When it was established in the early 1990s, Dadaab, which consists of three camps (Ifo, Hagadera and Dagahaley), was meant to accommodate 90,000 refugees. But Nyabera says by the end of last month the number had reached 288,508.

This, he adds, means that even after the new arrivals are registered, UNHCR has no land to allocate them to build shelter. Services like provision of water, healthcare, education and sanitation have also been strained.

"We urgently need to be allocated land in Dadaab for the new arrivals. We have identified a site at Jaranjira for a new camp but are still waiting for a nod from the Government before starting construction," says Nyabera.

Solution sought

So protracted has this approval to build the new camp been for the last two years that this week the UN High Commissioner for Refugees AntÛnio Guterres led a delegation from Geneva in a mission to seek a solution. Guterres, a former Portuguese Prime Minister, was in the camp on Tuesday. He described the situation in Daadab as "dramatic" and "the most difficult camp situation in the world".

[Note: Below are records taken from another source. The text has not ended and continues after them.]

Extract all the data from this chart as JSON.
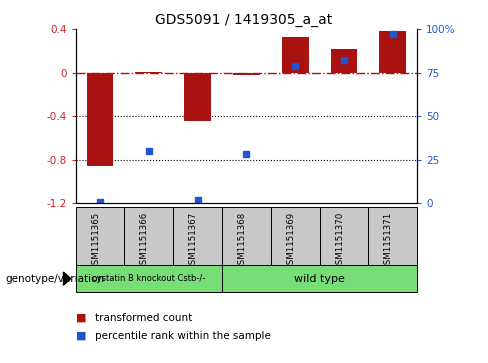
{
  "title": "GDS5091 / 1419305_a_at",
  "samples": [
    "GSM1151365",
    "GSM1151366",
    "GSM1151367",
    "GSM1151368",
    "GSM1151369",
    "GSM1151370",
    "GSM1151371"
  ],
  "red_bars": [
    -0.86,
    0.01,
    -0.44,
    -0.02,
    0.33,
    0.22,
    0.38
  ],
  "blue_dots_pct": [
    1,
    30,
    2,
    28,
    79,
    82,
    97
  ],
  "ylim_left": [
    -1.2,
    0.4
  ],
  "ylim_right": [
    0,
    100
  ],
  "yticks_left": [
    -1.2,
    -0.8,
    -0.4,
    0.0,
    0.4
  ],
  "yticks_right": [
    0,
    25,
    50,
    75,
    100
  ],
  "yticks_right_labels": [
    "0",
    "25",
    "50",
    "75",
    "100%"
  ],
  "hlines": [
    -0.4,
    -0.8
  ],
  "dashed_line_y": 0.0,
  "group1_samples": [
    0,
    1,
    2
  ],
  "group2_samples": [
    3,
    4,
    5,
    6
  ],
  "group1_label": "cystatin B knockout Cstb-/-",
  "group2_label": "wild type",
  "group_color": "#77dd77",
  "genotype_label": "genotype/variation",
  "legend_red": "transformed count",
  "legend_blue": "percentile rank within the sample",
  "bar_color": "#aa1111",
  "dot_color": "#2255cc",
  "bar_width": 0.55,
  "left_axis_color": "#cc2222",
  "right_axis_color": "#2255cc"
}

He met President Kibaki and top Government officials yesterday on the issue. The Government pledged to provide more land for the camps.

"We are grateful for the support the Government and the host community have provided so far. But there is need to allocate more resources to improve the situation in the camp and support the local community," said Guterres.

He says apart from the additional land, there were plans to relocate some of the refugees to Kakuma, a camp in the northwest near the border with Sudan.

But Fafi MP Aden Sugow, in whose constituency part of the camp lies, says there is no need to move the refugees: "The Government has an obligation to provide extra land. There is need to resolve the issue because the congestion has put a strain on the local community and the environment."

But Mr Peter Kusimba, Commissioner for Refugees in the Ministry of Immigration, says the matter "is at the highest level" and will be resolved soon.

This might be good news for new arrivals like Halima Ali Mohamed, 35. The Standard found the mother of eight in a queue of about 80 others at a UNHCR field office waiting to be registered. If a new camp is not built soon, she and her family may be forced to look for luckier friends and clan members.